Thirsty, young Asian persimmon

    Appearance of a soil can be deceiving. There’s some water lurking within those pores, water held tightly by capillary attraction. After heavy rains or irrigation, all soil pores get filled with water, a situation as bad for plants, if it lasts too long, as dry soil. Plant roots need air as well as moisture; air gets sucked in once gravity drains water from the largest soil pores.
    From then on, capillary attraction is what holds moisture in the ground — a pleasant situation for plants because the roots can tap into the more loosely held capillary water while they breathe freely. I prepare for possible droughts when planting by digging relatively small planting holes, which minimizes the amount of ground loosened up, in turn, among other benefits, preserving capillary networks in the soil. (Mulching and watering, right after planting, also helps.)
    Eventually, more and more of the loosely held capillary moisture gets sucked out of the ground by plants and evaporation. At some point, there’s still moisture in the soil, but what’s left is in the smallest pores and right against soil particles. It’s tightly held capillary moisture, water that plants can’t access. They wilt. When moisture levels drop to what’s known as the “permanent wilting point,” plants die.
    We’re not there yet and now, toward the end of the season, woody plants do have a Plan B: They can just drop their leaves, reducing moisture loss from stems and roots, and segue into winter on stored energy and moisture. To a point.

Cold Air

    If it’s not one thing, weather-wise, it’s another. On September 26th, I woke to find parts of the lawn hoary with frost. I’m not complaining. Frost should be expected, on average, around that date around here. Except that I’ve been spoiled for the last few years by much later frosts, frosts, so late that I pulled out old tomato plants because chilly weather drained tomatoes of their flavor rather than frosty weather killing the plants.Endive, lettuce, and old tomato plants
    Also, no complaints because the September 26th brought only a light frost; temperatures just hit 32°F. and the hoariness was spotty, here and there. A light frost is a good thing this time of year. It signals plants to get ready for even colder weather. In preparing for cold, cell walls strengthen and permeability of cells to water is actively altered.

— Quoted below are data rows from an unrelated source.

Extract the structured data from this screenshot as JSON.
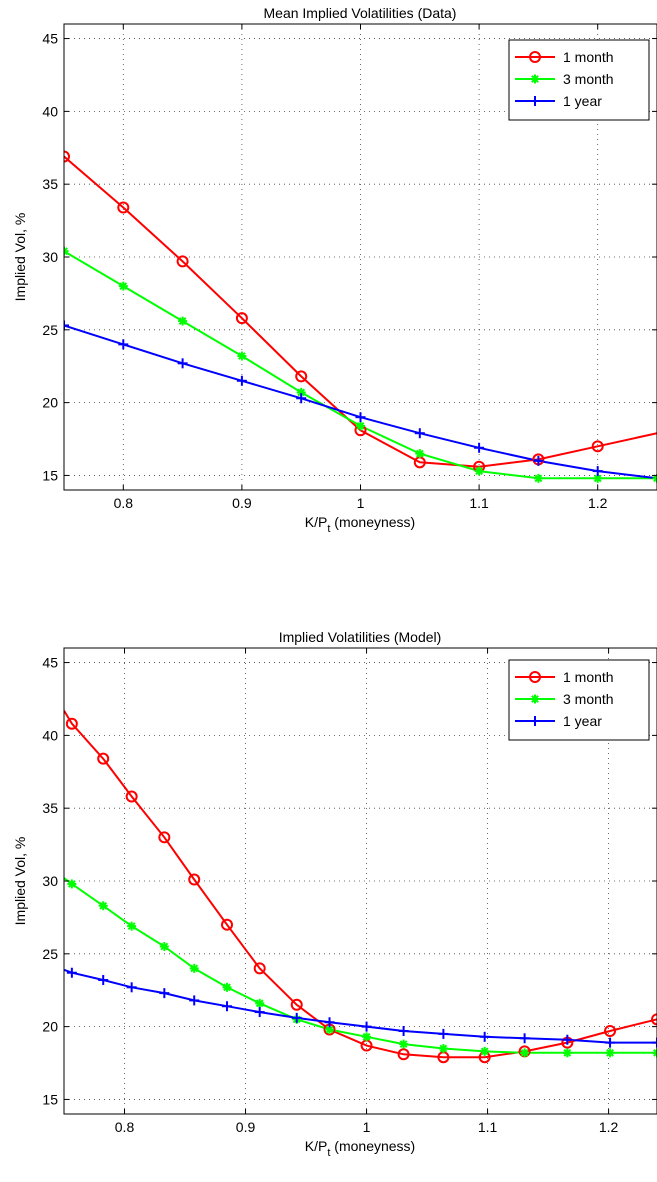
{
  "chart_data": [
    {
      "type": "line",
      "title": "Mean Implied Volatilities (Data)",
      "xlabel_main": "K/P",
      "xlabel_sub": "t",
      "xlabel_suffix": " (moneyness)",
      "ylabel": "Implied Vol, %",
      "xlim": [
        0.75,
        1.25
      ],
      "ylim": [
        14,
        46
      ],
      "xticks": [
        0.8,
        0.9,
        1,
        1.1,
        1.2
      ],
      "xtick_labels": [
        "0.8",
        "0.9",
        "1",
        "1.1",
        "1.2"
      ],
      "yticks": [
        15,
        20,
        25,
        30,
        35,
        40,
        45
      ],
      "ytick_labels": [
        "15",
        "20",
        "25",
        "30",
        "35",
        "40",
        "45"
      ],
      "grid": true,
      "legend_position": "top-right",
      "series": [
        {
          "name": "1 month",
          "color": "#ff0000",
          "marker": "circle",
          "x": [
            0.75,
            0.8,
            0.85,
            0.9,
            0.95,
            1.0,
            1.05,
            1.1,
            1.15,
            1.2,
            1.25
          ],
          "y": [
            36.9,
            33.4,
            29.7,
            25.8,
            21.8,
            18.1,
            15.9,
            15.6,
            16.1,
            17.0,
            17.9
          ],
          "marked": [
            true,
            true,
            true,
            true,
            true,
            true,
            true,
            true,
            true,
            true,
            false
          ]
        },
        {
          "name": "3 month",
          "color": "#00ff00",
          "marker": "star",
          "x": [
            0.75,
            0.8,
            0.85,
            0.9,
            0.95,
            1.0,
            1.05,
            1.1,
            1.15,
            1.2,
            1.25
          ],
          "y": [
            30.4,
            28.0,
            25.6,
            23.2,
            20.7,
            18.4,
            16.5,
            15.3,
            14.8,
            14.8,
            14.8
          ],
          "marked": [
            true,
            true,
            true,
            true,
            true,
            true,
            true,
            true,
            true,
            true,
            true
          ]
        },
        {
          "name": "1 year",
          "color": "#0000ff",
          "marker": "plus",
          "x": [
            0.75,
            0.8,
            0.85,
            0.9,
            0.95,
            1.0,
            1.05,
            1.1,
            1.15,
            1.2,
            1.25
          ],
          "y": [
            25.3,
            24.0,
            22.7,
            21.5,
            20.3,
            19.0,
            17.9,
            16.9,
            16.0,
            15.3,
            14.8
          ],
          "marked": [
            true,
            true,
            true,
            true,
            true,
            true,
            true,
            true,
            true,
            true,
            false
          ]
        }
      ]
    },
    {
      "type": "line",
      "title": "Implied Volatilities (Model)",
      "xlabel_main": "K/P",
      "xlabel_sub": "t",
      "xlabel_suffix": " (moneyness)",
      "ylabel": "Implied Vol, %",
      "xlim": [
        0.75,
        1.24
      ],
      "ylim": [
        14,
        46
      ],
      "xticks": [
        0.8,
        0.9,
        1,
        1.1,
        1.2
      ],
      "xtick_labels": [
        "0.8",
        "0.9",
        "1",
        "1.1",
        "1.2"
      ],
      "yticks": [
        15,
        20,
        25,
        30,
        35,
        40,
        45
      ],
      "ytick_labels": [
        "15",
        "20",
        "25",
        "30",
        "35",
        "40",
        "45"
      ],
      "grid": true,
      "legend_position": "top-right",
      "series": [
        {
          "name": "1 month",
          "color": "#ff0000",
          "marker": "circle",
          "x": [
            0.75,
            0.7565,
            0.7824,
            0.8059,
            0.8329,
            0.8576,
            0.8847,
            0.9117,
            0.9423,
            0.9694,
            1.0,
            1.0306,
            1.0635,
            1.0976,
            1.1306,
            1.1659,
            1.2012,
            1.24
          ],
          "y": [
            41.7,
            40.8,
            38.4,
            35.8,
            33.0,
            30.1,
            27.0,
            24.0,
            21.5,
            19.8,
            18.7,
            18.1,
            17.9,
            17.9,
            18.3,
            18.9,
            19.7,
            20.5
          ],
          "marked": [
            false,
            true,
            true,
            true,
            true,
            true,
            true,
            true,
            true,
            true,
            true,
            true,
            true,
            true,
            true,
            true,
            true,
            true
          ]
        },
        {
          "name": "3 month",
          "color": "#00ff00",
          "marker": "star",
          "x": [
            0.75,
            0.7565,
            0.7824,
            0.8059,
            0.8329,
            0.8576,
            0.8847,
            0.9117,
            0.9423,
            0.9694,
            1.0,
            1.0306,
            1.0635,
            1.0976,
            1.1306,
            1.1659,
            1.2012,
            1.24
          ],
          "y": [
            30.2,
            29.8,
            28.3,
            26.9,
            25.5,
            24.0,
            22.7,
            21.6,
            20.5,
            19.8,
            19.3,
            18.8,
            18.5,
            18.3,
            18.2,
            18.2,
            18.2,
            18.2
          ],
          "marked": [
            false,
            true,
            true,
            true,
            true,
            true,
            true,
            true,
            true,
            true,
            true,
            true,
            true,
            true,
            true,
            true,
            true,
            true
          ]
        },
        {
          "name": "1 year",
          "color": "#0000ff",
          "marker": "plus",
          "x": [
            0.75,
            0.7565,
            0.7824,
            0.8059,
            0.8329,
            0.8576,
            0.8847,
            0.9117,
            0.9423,
            0.9694,
            1.0,
            1.0306,
            1.0635,
            1.0976,
            1.1306,
            1.1659,
            1.2012,
            1.24
          ],
          "y": [
            23.9,
            23.7,
            23.2,
            22.7,
            22.3,
            21.8,
            21.4,
            21.0,
            20.6,
            20.3,
            20.0,
            19.7,
            19.5,
            19.3,
            19.2,
            19.1,
            18.9,
            18.9
          ],
          "marked": [
            false,
            true,
            true,
            true,
            true,
            true,
            true,
            true,
            true,
            true,
            true,
            true,
            true,
            true,
            true,
            true,
            true,
            true
          ]
        }
      ]
    }
  ]
}
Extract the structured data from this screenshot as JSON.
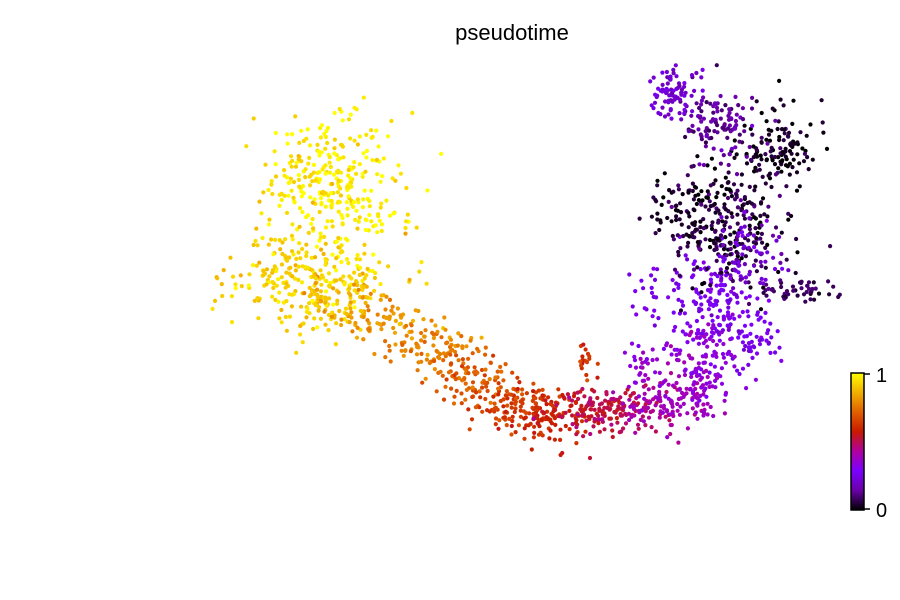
{
  "chart_data": {
    "type": "scatter",
    "title": "pseudotime",
    "xlabel": "",
    "ylabel": "",
    "xlim": [
      0,
      100
    ],
    "ylim": [
      0,
      100
    ],
    "grid": false,
    "axes_visible": false,
    "colormap": "gnuplot",
    "colormap_stops": [
      "#000000",
      "#6a00a8",
      "#7b00ff",
      "#b000a0",
      "#c81a00",
      "#e06000",
      "#f2b000",
      "#ffff00"
    ],
    "colorbar": {
      "range": [
        0,
        1
      ],
      "tick_labels": [
        "0",
        "1"
      ],
      "placement": "right"
    },
    "clusters": [
      {
        "x": 43,
        "y": 78,
        "sx": 4.6,
        "sy": 7.5,
        "t": 0.97,
        "n": 230
      },
      {
        "x": 37,
        "y": 60,
        "sx": 5.5,
        "sy": 5.0,
        "t": 0.92,
        "n": 260
      },
      {
        "x": 37,
        "y": 79,
        "sx": 3.2,
        "sy": 4.2,
        "t": 0.95,
        "n": 80
      },
      {
        "x": 44,
        "y": 56,
        "sx": 3.0,
        "sy": 3.0,
        "t": 0.88,
        "n": 60
      },
      {
        "x": 50,
        "y": 52,
        "sx": 3.5,
        "sy": 2.6,
        "t": 0.82,
        "n": 70
      },
      {
        "x": 56,
        "y": 47,
        "sx": 3.5,
        "sy": 2.6,
        "t": 0.76,
        "n": 80
      },
      {
        "x": 62,
        "y": 41,
        "sx": 3.2,
        "sy": 2.6,
        "t": 0.7,
        "n": 90
      },
      {
        "x": 68,
        "y": 35,
        "sx": 3.2,
        "sy": 2.6,
        "t": 0.64,
        "n": 100
      },
      {
        "x": 74,
        "y": 33,
        "sx": 3.2,
        "sy": 2.6,
        "t": 0.58,
        "n": 110
      },
      {
        "x": 80.5,
        "y": 34,
        "sx": 2.8,
        "sy": 2.4,
        "t": 0.52,
        "n": 90
      },
      {
        "x": 79,
        "y": 44,
        "sx": 0.8,
        "sy": 1.5,
        "t": 0.62,
        "n": 18
      },
      {
        "x": 86,
        "y": 34,
        "sx": 2.6,
        "sy": 2.2,
        "t": 0.46,
        "n": 70
      },
      {
        "x": 91,
        "y": 35,
        "sx": 2.6,
        "sy": 2.4,
        "t": 0.4,
        "n": 80
      },
      {
        "x": 95.5,
        "y": 39,
        "sx": 2.4,
        "sy": 3.0,
        "t": 0.36,
        "n": 80
      },
      {
        "x": 97,
        "y": 47,
        "sx": 2.4,
        "sy": 3.4,
        "t": 0.33,
        "n": 70
      },
      {
        "x": 99,
        "y": 56,
        "sx": 2.3,
        "sy": 4.2,
        "t": 0.28,
        "n": 90
      },
      {
        "x": 88,
        "y": 44,
        "sx": 2.2,
        "sy": 3.5,
        "t": 0.34,
        "n": 40
      },
      {
        "x": 91,
        "y": 58,
        "sx": 2.5,
        "sy": 4.0,
        "t": 0.27,
        "n": 40
      },
      {
        "x": 100,
        "y": 70,
        "sx": 4.0,
        "sy": 6.0,
        "t": 0.05,
        "n": 240
      },
      {
        "x": 94,
        "y": 74,
        "sx": 3.0,
        "sy": 4.0,
        "t": 0.03,
        "n": 70
      },
      {
        "x": 107,
        "y": 86,
        "sx": 3.0,
        "sy": 3.5,
        "t": 0.02,
        "n": 130
      },
      {
        "x": 98,
        "y": 91,
        "sx": 3.0,
        "sy": 3.5,
        "t": 0.14,
        "n": 110
      },
      {
        "x": 92,
        "y": 98,
        "sx": 1.8,
        "sy": 2.5,
        "t": 0.22,
        "n": 80
      },
      {
        "x": 110,
        "y": 58,
        "sx": 3.0,
        "sy": 1.2,
        "t": 0.08,
        "n": 50
      },
      {
        "x": 103,
        "y": 64,
        "sx": 2.5,
        "sy": 4.0,
        "t": 0.22,
        "n": 70
      },
      {
        "x": 103,
        "y": 48,
        "sx": 2.0,
        "sy": 4.0,
        "t": 0.27,
        "n": 60
      }
    ]
  }
}
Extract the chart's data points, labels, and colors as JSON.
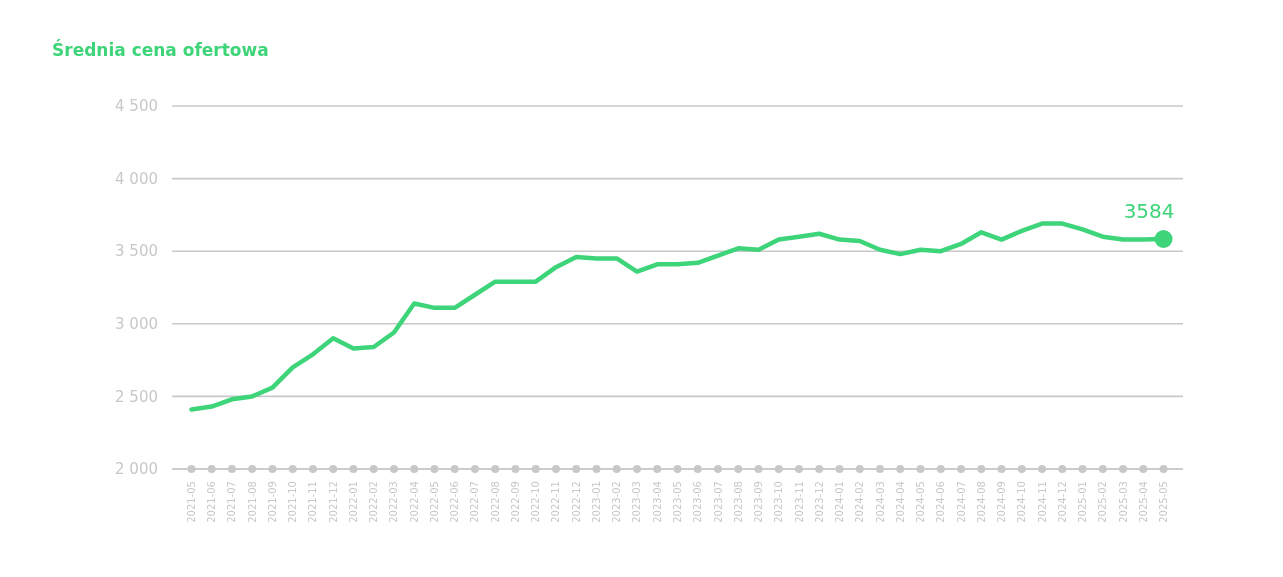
{
  "chart_data": {
    "type": "line",
    "title": "Średnia cena ofertowa",
    "categories": [
      "2021-05",
      "2021-06",
      "2021-07",
      "2021-08",
      "2021-09",
      "2021-10",
      "2021-11",
      "2021-12",
      "2022-01",
      "2022-02",
      "2022-03",
      "2022-04",
      "2022-05",
      "2022-06",
      "2022-07",
      "2022-08",
      "2022-09",
      "2022-10",
      "2022-11",
      "2022-12",
      "2023-01",
      "2023-02",
      "2023-03",
      "2023-04",
      "2023-05",
      "2023-06",
      "2023-07",
      "2023-08",
      "2023-09",
      "2023-10",
      "2023-11",
      "2023-12",
      "2024-01",
      "2024-02",
      "2024-03",
      "2024-04",
      "2024-05",
      "2024-06",
      "2024-07",
      "2024-08",
      "2024-09",
      "2024-10",
      "2024-11",
      "2024-12",
      "2025-01",
      "2025-02",
      "2025-03",
      "2025-04",
      "2025-05"
    ],
    "values": [
      2410,
      2430,
      2480,
      2500,
      2560,
      2700,
      2790,
      2900,
      2830,
      2840,
      2940,
      3140,
      3110,
      3110,
      3200,
      3290,
      3290,
      3290,
      3390,
      3460,
      3450,
      3450,
      3360,
      3410,
      3410,
      3420,
      3470,
      3520,
      3510,
      3580,
      3600,
      3620,
      3580,
      3570,
      3510,
      3480,
      3510,
      3500,
      3550,
      3630,
      3580,
      3640,
      3690,
      3690,
      3650,
      3600,
      3580,
      3580,
      3584
    ],
    "value_labels": [
      null,
      null,
      null,
      null,
      null,
      null,
      null,
      null,
      null,
      null,
      null,
      null,
      null,
      null,
      null,
      null,
      null,
      null,
      null,
      null,
      null,
      null,
      null,
      null,
      null,
      null,
      null,
      null,
      null,
      null,
      null,
      null,
      null,
      null,
      null,
      null,
      null,
      null,
      null,
      null,
      null,
      null,
      null,
      null,
      null,
      null,
      null,
      null,
      "3584"
    ],
    "color": "#3ed479",
    "ylim": [
      2000,
      4500
    ],
    "yticks": [
      {
        "value": 2000,
        "label": "2 000"
      },
      {
        "value": 2500,
        "label": "2 500"
      },
      {
        "value": 3000,
        "label": "3 000"
      },
      {
        "value": 3500,
        "label": "3 500"
      },
      {
        "value": 4000,
        "label": "4 000"
      },
      {
        "value": 4500,
        "label": "4 500"
      }
    ],
    "grid": "y"
  }
}
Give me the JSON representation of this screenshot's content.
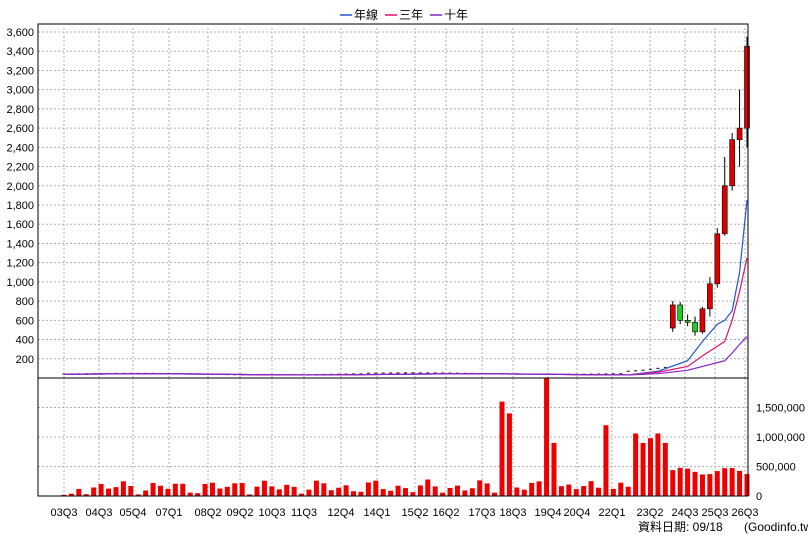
{
  "chart_data": [
    {
      "type": "candlestick",
      "legend": [
        "年線",
        "三年",
        "十年"
      ],
      "ylim": [
        0,
        3600
      ],
      "yticks": [
        "200",
        "400",
        "600",
        "800",
        "1,000",
        "1,200",
        "1,400",
        "1,600",
        "1,800",
        "2,000",
        "2,200",
        "2,400",
        "2,600",
        "2,800",
        "3,000",
        "3,200",
        "3,400",
        "3,600"
      ],
      "xticks": [
        "03Q3",
        "04Q3",
        "05Q4",
        "07Q1",
        "08Q2",
        "09Q2",
        "10Q3",
        "11Q3",
        "12Q4",
        "14Q1",
        "15Q2",
        "16Q2",
        "17Q3",
        "18Q3",
        "19Q4",
        "20Q4",
        "22Q1",
        "23Q2",
        "24Q3",
        "25Q3",
        "26Q3"
      ],
      "grid": true,
      "colors": {
        "up": "#dd0000",
        "down": "#22cc22",
        "year_line": "#2255cc",
        "three_year": "#dd1177",
        "ten_year": "#8822cc"
      },
      "candles": [
        {
          "o": 520,
          "h": 800,
          "l": 480,
          "c": 760
        },
        {
          "o": 760,
          "h": 790,
          "l": 560,
          "c": 600
        },
        {
          "o": 600,
          "h": 660,
          "l": 540,
          "c": 580
        },
        {
          "o": 580,
          "h": 640,
          "l": 440,
          "c": 480
        },
        {
          "o": 480,
          "h": 740,
          "l": 460,
          "c": 720
        },
        {
          "o": 720,
          "h": 1050,
          "l": 640,
          "c": 980
        },
        {
          "o": 980,
          "h": 1560,
          "l": 940,
          "c": 1500
        },
        {
          "o": 1500,
          "h": 2300,
          "l": 1480,
          "c": 2000
        },
        {
          "o": 2000,
          "h": 2550,
          "l": 1950,
          "c": 2480
        },
        {
          "o": 2480,
          "h": 3000,
          "l": 2200,
          "c": 2600
        },
        {
          "o": 2600,
          "h": 3550,
          "l": 2400,
          "c": 3450
        }
      ]
    },
    {
      "type": "bar",
      "ylim": [
        0,
        2000000
      ],
      "yticks": [
        "0",
        "500,000",
        "1,000,000",
        "1,500,000"
      ],
      "bar_color": "#ee0000"
    }
  ],
  "footer": {
    "date_label": "資料日期: 09/18",
    "source": "(Goodinfo.tw)"
  }
}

Even subtropical plants like peppers and tomatoes toughen up, with some chilly preparation, so that they can now tolerate temperatures that drop even a few degrees below freezing.
    Tender vegetables, frost or no frost, on the wane, have left the door open to vegetables that enjoy the cool weather of autumn. Most of the garden now presents a verdant sight of beds lush with lettuce, Chinese cabbages, winter radishes, endive, turnips, cabbages, arugula, mustard greens, carrot tops, and leeks, all ready for harvest, at my leisure, over the next few weeks.

Fall Black Raspberries

    Segueing over to the fruit world, I’m still harvesting the last of the blackcaps (black raspberries) of the season. Blackcaps? Anyone familiar with this fruit, abundant in the wild and often cultivated, knows that they ripen in midsummer.

Niwot blackcap, now ripe

Niwot blackcap, now ripe

    Last year I planted two new varieties of blackcap, Niwot and Ohio’s Treasure. With most blackcaps, canes just grow their first year, then fruit their second year. (During the second year, new canes are also growing, to fruit the following year, so a planting bears fruit every year.) Niwot and Ohio’s Treasure bear fruit at the end of the canes’ first year of growth, in late summer and autumn. Those same canes — I think — then continue bearing the following year, in summer, just like most blackcaps.
    I haven’t yet decided whether Ohio’s Treasure or Niwot offer the better berry, but it’s nice to be harvesting fresh berries this late in the season.